Both camps had to be pulled apart Friday after the British fighter, his face partially concealed by a Union Jack handkerchief, hit Klitschko across the face with his open right hand and launched a series of insults.
Klitschko did not retaliate.
“I am going to hit back on Saturday,” the Ukrainian champion said. “He will get his beating.”
Chisora’s blow might have been the closest he gets to hurting the champion.
About the only advantage Chisora might have is his age.
The WBC champion is 40, while Chisora is 28. But Klitschko has a massive advantage in height and reach and few give Chisora a chance of an upset.
Klitschko weighed in at 243 ½ pounds, Chisora at 241 pounds.
Chisora has bravely predicted he will knock out the Ukrainian in the eighth round and claims he can “smell fear” in Klitschko’s camp. Klitschko has brushed aside such boasts but says he takes the British challenger seriously.
“Chisora can hit, and I do, too. So I don’t see it going 12 rounds,” Klitschko said.
The Zimbabwe-born Chisora is one of those who say the heavyweight division has become boring because of the dominance of Vitali and his younger brother Wladimir, who holds the other significant belts. But they remain huge drawing cards in Germany. The Olympic Hall is sold out.

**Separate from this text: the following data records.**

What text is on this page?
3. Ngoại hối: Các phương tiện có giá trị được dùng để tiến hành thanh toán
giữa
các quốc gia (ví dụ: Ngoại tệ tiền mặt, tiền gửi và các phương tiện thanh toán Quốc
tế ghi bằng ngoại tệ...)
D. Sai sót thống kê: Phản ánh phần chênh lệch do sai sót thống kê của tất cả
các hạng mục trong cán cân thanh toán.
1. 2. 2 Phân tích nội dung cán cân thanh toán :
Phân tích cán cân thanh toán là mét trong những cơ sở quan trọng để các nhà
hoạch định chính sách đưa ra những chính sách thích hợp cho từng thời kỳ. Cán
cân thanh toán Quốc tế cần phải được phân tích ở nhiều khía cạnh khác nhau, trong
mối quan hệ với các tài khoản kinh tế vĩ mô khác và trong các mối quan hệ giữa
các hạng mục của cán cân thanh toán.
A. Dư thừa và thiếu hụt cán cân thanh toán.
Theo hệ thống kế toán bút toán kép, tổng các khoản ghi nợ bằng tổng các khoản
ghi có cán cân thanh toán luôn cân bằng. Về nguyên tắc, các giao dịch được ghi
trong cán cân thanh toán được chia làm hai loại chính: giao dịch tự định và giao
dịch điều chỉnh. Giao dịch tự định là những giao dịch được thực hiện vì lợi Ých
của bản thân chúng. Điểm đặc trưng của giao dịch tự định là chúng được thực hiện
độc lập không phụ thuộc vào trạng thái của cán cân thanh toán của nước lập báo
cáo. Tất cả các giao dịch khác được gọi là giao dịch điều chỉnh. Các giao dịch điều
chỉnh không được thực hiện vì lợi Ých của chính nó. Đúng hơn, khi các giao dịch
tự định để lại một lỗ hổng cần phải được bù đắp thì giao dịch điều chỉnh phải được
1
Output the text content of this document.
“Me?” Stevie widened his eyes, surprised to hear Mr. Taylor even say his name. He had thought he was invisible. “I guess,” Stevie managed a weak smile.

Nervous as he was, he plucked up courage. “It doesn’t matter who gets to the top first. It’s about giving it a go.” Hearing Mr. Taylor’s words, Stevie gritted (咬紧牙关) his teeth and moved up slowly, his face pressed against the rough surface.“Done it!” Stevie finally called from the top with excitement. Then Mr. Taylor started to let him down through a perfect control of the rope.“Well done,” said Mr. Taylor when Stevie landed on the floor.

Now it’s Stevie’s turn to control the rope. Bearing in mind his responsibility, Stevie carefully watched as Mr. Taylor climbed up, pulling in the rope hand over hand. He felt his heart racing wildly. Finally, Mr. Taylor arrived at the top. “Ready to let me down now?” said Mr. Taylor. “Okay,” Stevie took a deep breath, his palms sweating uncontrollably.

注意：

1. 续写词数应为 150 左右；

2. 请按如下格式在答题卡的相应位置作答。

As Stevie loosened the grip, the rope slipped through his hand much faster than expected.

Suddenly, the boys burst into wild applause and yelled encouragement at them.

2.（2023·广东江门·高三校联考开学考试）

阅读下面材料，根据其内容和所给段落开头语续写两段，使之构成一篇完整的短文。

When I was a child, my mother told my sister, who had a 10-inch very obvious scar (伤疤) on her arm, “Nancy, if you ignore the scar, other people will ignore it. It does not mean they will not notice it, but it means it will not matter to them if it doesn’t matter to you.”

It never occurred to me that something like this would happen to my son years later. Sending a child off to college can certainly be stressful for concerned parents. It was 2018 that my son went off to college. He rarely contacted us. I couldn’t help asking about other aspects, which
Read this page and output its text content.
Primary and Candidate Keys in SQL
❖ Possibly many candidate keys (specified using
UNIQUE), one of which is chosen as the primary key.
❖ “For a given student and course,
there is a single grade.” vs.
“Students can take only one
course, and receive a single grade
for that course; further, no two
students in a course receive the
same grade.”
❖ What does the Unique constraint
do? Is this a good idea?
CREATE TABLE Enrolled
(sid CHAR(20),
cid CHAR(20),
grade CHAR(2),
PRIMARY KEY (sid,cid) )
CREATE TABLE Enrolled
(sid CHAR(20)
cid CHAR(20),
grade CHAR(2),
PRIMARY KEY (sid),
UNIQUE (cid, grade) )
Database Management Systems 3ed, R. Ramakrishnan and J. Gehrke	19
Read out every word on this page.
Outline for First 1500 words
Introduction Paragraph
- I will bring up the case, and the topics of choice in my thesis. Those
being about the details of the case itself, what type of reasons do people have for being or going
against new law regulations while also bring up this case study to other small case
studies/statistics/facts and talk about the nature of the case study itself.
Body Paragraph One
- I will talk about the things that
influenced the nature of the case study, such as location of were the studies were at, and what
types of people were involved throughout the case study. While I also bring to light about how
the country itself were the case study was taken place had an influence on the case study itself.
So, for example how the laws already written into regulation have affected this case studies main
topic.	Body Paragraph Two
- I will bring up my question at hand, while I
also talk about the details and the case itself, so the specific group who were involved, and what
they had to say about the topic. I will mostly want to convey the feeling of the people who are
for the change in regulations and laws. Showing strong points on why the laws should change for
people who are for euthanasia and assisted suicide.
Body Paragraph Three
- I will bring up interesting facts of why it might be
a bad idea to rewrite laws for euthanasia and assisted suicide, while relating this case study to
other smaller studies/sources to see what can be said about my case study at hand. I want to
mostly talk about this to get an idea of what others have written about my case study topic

“Everybody’s tired of you and your brother,” Chisora said. “There’s no excitement in the ring. It’s time for the new king. People want a new relief in boxing. Him and his brother have killed the sport I love.”
Vitali is the second-oldest boxer to hold a world heavyweight title behind George Foreman, who was 45 when he knocked out Michael Moorer to reclaim the WBA belt in Las Vegas in 1994.
Vitali’s usually jabs away at his opponents until he can deliver his big right hand. Chisora thinks the style is boring and has dulled the heavyweight division, but it has been effective.
“I’m going to have to prove not just my boxing skills but my age against Dereck,” Klitschko said. “I am 40 but I feel 25.”